Une société de production de cinéma ayant son siège au Canada est une entité juridique enregistrée sur le territoire canadien, dont l’activité principale consiste à développer, financer, produire et parfois distribuer des œuvres cinématographiques ou audiovisuelles. Elle peut prendre plusieurs formes légales : société par actions, société à responsabilité limitée, ou partenariat.
Ce qui la distingue d’une simple filiale d’un studio américain, c’est souvent la notion de contenu canadien (ou CanCon), définie par le Conseil de la radiodiffusion et des télécommunications canadiennes (CRTC). Pour qu’une production soit reconnue comme « canadienne » et bénéficie des aides publiques, elle doit accumuler des points selon un système précis qui évalue la nationalité du réalisateur, des scénaristes, des acteurs principaux, des équipes techniques, etc.
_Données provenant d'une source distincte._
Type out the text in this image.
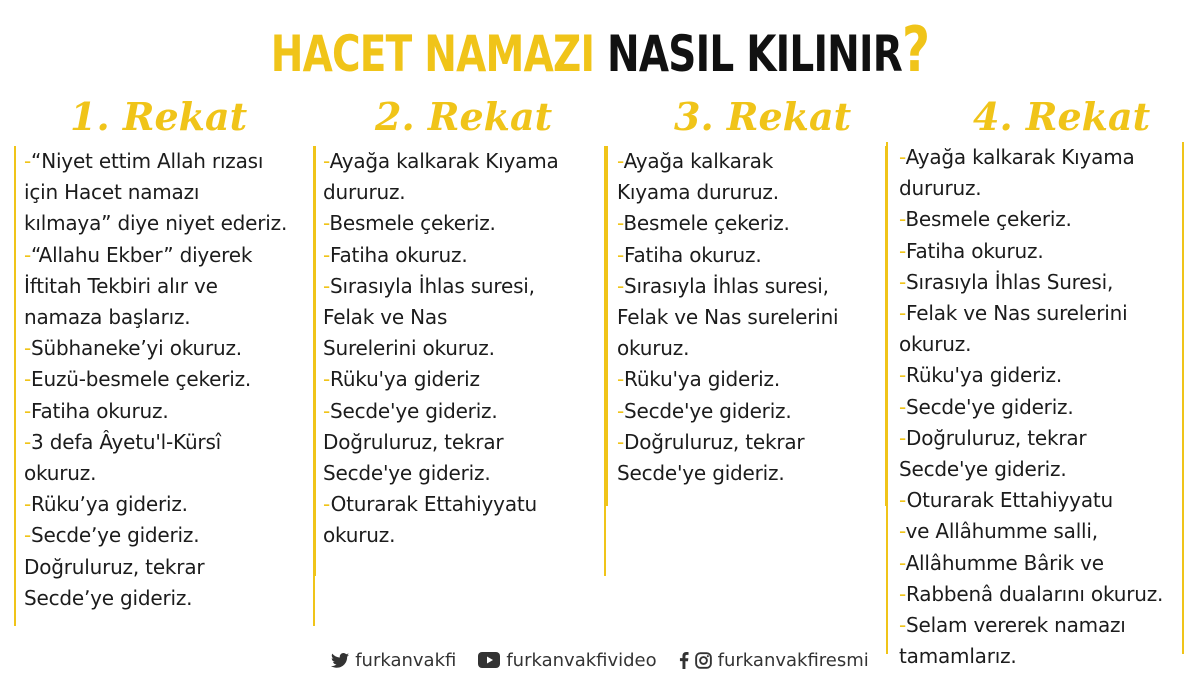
HACET NAMAZI NASIL KILINIR?
1. Rekat	2. Rekat	3. Rekat	4. Rekat
-“Niyet ettim Allah rızası
için Hacet namazı
kılmaya” diye niyet ederiz.
-“Allahu Ekber” diyerek
İftitah Tekbiri alır ve
namaza başlarız.
-Sübhaneke’yi okuruz.
-Euzü-besmele çekeriz.
-Fatiha okuruz.
-3 defa Âyetu'l-Kürsî
okuruz.
-Rükuʼya gideriz.
-Secdeʼye gideriz.
Doğruluruz, tekrar
Secdeʼye gideriz.
-Ayağa kalkarak Kıyama
dururuz.
-Besmele çekeriz.
-Fatiha okuruz.
-Sırasıyla İhlas suresi,
Felak ve Nas
Surelerini okuruz.
-Rüku'ya gideriz
-Secde'ye gideriz.
Doğruluruz, tekrar
Secde'ye gideriz.
-Oturarak Ettahiyyatu
okuruz.
-Ayağa kalkarak
Kıyama dururuz.
-Besmele çekeriz.
-Fatiha okuruz.
-Sırasıyla İhlas suresi,
Felak ve Nas surelerini
okuruz.
-Rüku'ya gideriz.
-Secde'ye gideriz.
-Doğruluruz, tekrar
Secde'ye gideriz.
-Ayağa kalkarak Kıyama
dururuz.
-Besmele çekeriz.
-Fatiha okuruz.
-Sırasıyla İhlas Suresi,
-Felak ve Nas surelerini
okuruz.
-Rüku'ya gideriz.
-Secde'ye gideriz.
-Doğruluruz, tekrar
Secde'ye gideriz.
-Oturarak Ettahiyyatu
-ve Allâhumme salli,
-Allâhumme Bârik ve
-Rabbenâ dualarını okuruz.
-Selam vererek namazı
tamamlarız.
furkanvakfi	furkanvakfivideo	furkanvakfiresmi
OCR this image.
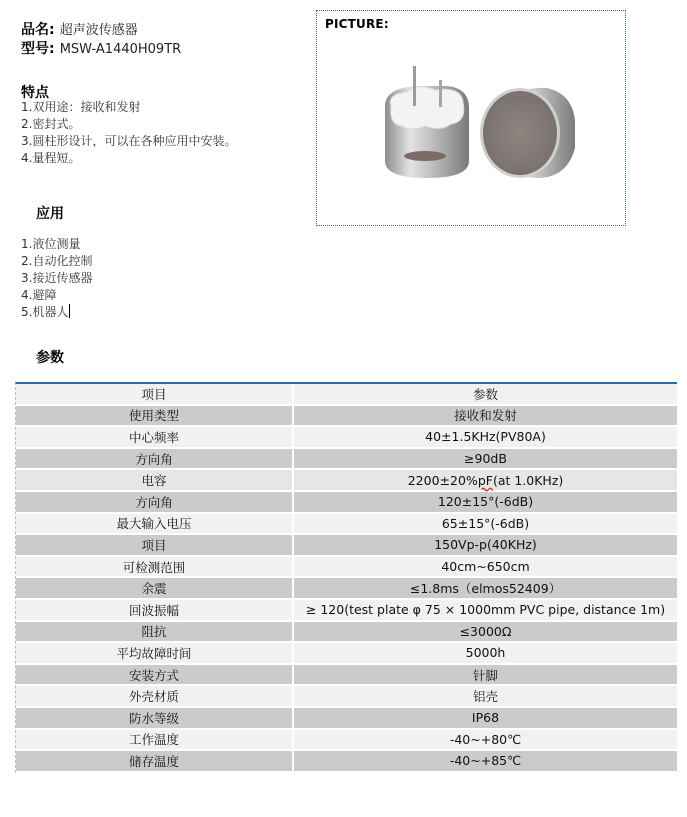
品名: 超声波传感器
型号: MSW-A1440H09TR
特点
1.双用途：接收和发射
2.密封式。
3.圆柱形设计，可以在各种应用中安装。
4.量程短。
应用
1.液位测量
2.自动化控制
3.接近传感器
4.避障
5.机器人
参数
PICTURE:
项目	参数
使用类型	接收和发射
中心频率	40±1.5KHz(PV80A)
方向角	≥90dB
电容	2200±20% pF (at 1.0KHz)
方向角	120±15°(-6dB)
最大输入电压	65±15°(-6dB)
项目	150Vp-p(40KHz)
可检测范围	40cm~650cm
余震	≤1.8ms（elmos52409）
回波振幅	≥ 120(test plate φ 75 × 1000mm PVC pipe, distance 1m)
阻抗	≤3000Ω
平均故障时间	5000h
安装方式	针脚
外壳材质	铝壳
防水等级	IP68
工作温度	-40~+80℃
储存温度	-40~+85℃
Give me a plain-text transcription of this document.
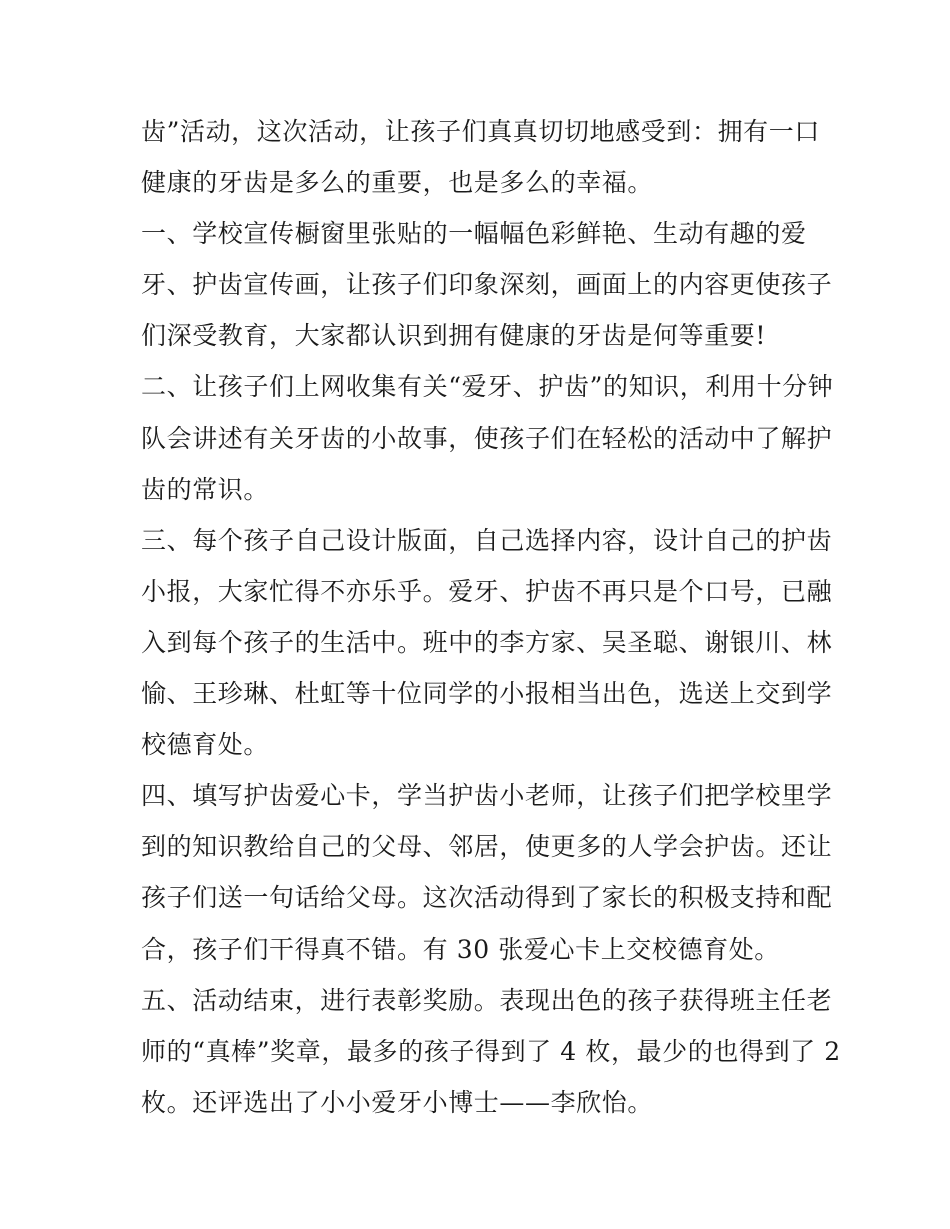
齿”活动，这次活动，让孩子们真真切切地感受到：拥有一口
健康的牙齿是多么的重要，也是多么的幸福。
一、学校宣传橱窗里张贴的一幅幅色彩鲜艳、生动有趣的爱
牙、护齿宣传画，让孩子们印象深刻，画面上的内容更使孩子
们深受教育，大家都认识到拥有健康的牙齿是何等重要!
二、让孩子们上网收集有关“爱牙、护齿”的知识，利用十分钟
队会讲述有关牙齿的小故事，使孩子们在轻松的活动中了解护
齿的常识。
三、每个孩子自己设计版面，自己选择内容，设计自己的护齿
小报，大家忙得不亦乐乎。爱牙、护齿不再只是个口号，已融
入到每个孩子的生活中。班中的李方家、吴圣聪、谢银川、林
愉、王珍琳、杜虹等十位同学的小报相当出色，选送上交到学
校德育处。
四、填写护齿爱心卡，学当护齿小老师，让孩子们把学校里学
到的知识教给自己的父母、邻居，使更多的人学会护齿。还让
孩子们送一句话给父母。这次活动得到了家长的积极支持和配
合，孩子们干得真不错。有 30 张爱心卡上交校德育处。
五、活动结束，进行表彰奖励。表现出色的孩子获得班主任老
师的“真棒”奖章，最多的孩子得到了 4 枚，最少的也得到了 2
枚。还评选出了小小爱牙小博士——李欣怡。
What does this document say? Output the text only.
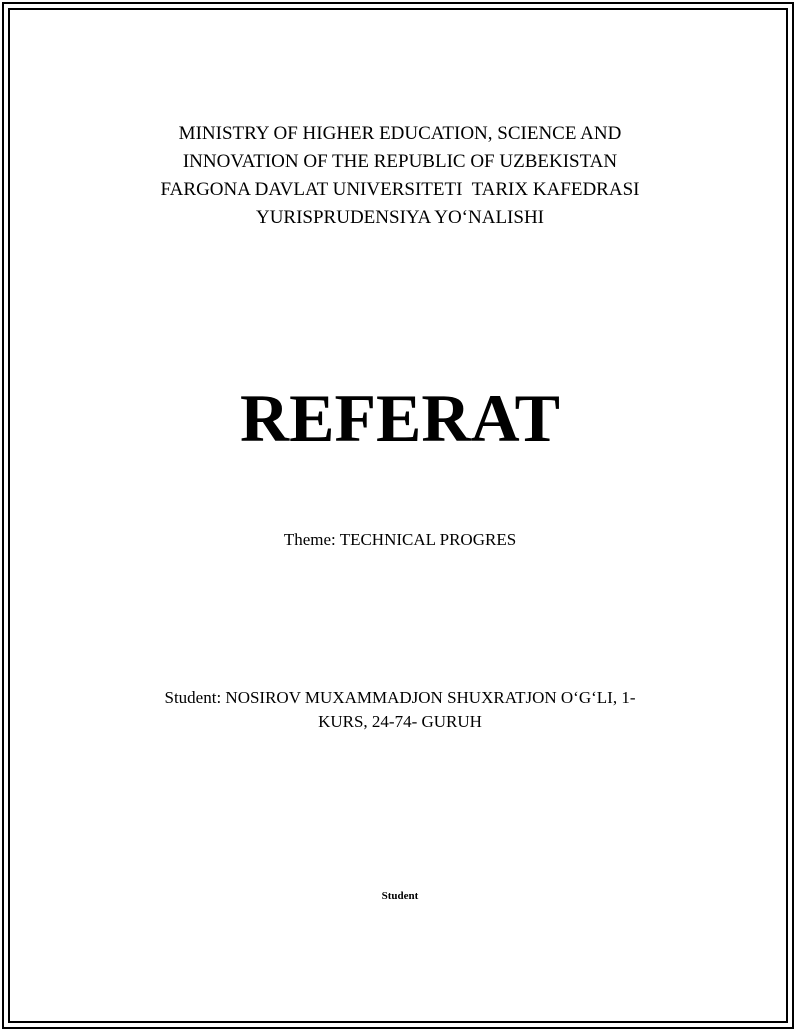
MINISTRY OF HIGHER EDUCATION, SCIENCE AND
INNOVATION OF THE REPUBLIC OF UZBEKISTAN
FARGONA DAVLAT UNIVERSITETI  TARIX KAFEDRASI
YURISPRUDENSIYA YO‘NALISHI
REFERAT
Theme: TECHNICAL PROGRES
Student: NOSIROV MUXAMMADJON SHUXRATJON O‘G‘LI, 1-
KURS, 24-74- GURUH
Student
| Rôle | Points attribués |
|---|---|
| Réalisateur | 2 points |
| Scénariste | 2 points |
| Premier rôle | 1 point |
| Deuxième rôle | 1 point |
| Chef opérateur | 1 point |
| Directeur artistique | 1 point |
| Monteur | 1 point |
| Compositeur | 1 point |
| Total maximum | 10 points |
Une production doit généralement obtenir au minimum 6 points sur 10 pour être certifiée canadienne. Cette certification ouvre la porte aux crédits d’impôt fédéraux administrés par Téléfilm Canada, mais aussi aux enveloppes provinciales qui peuvent, dans certains cas, couvrir jusqu’à 35 % du budget de production.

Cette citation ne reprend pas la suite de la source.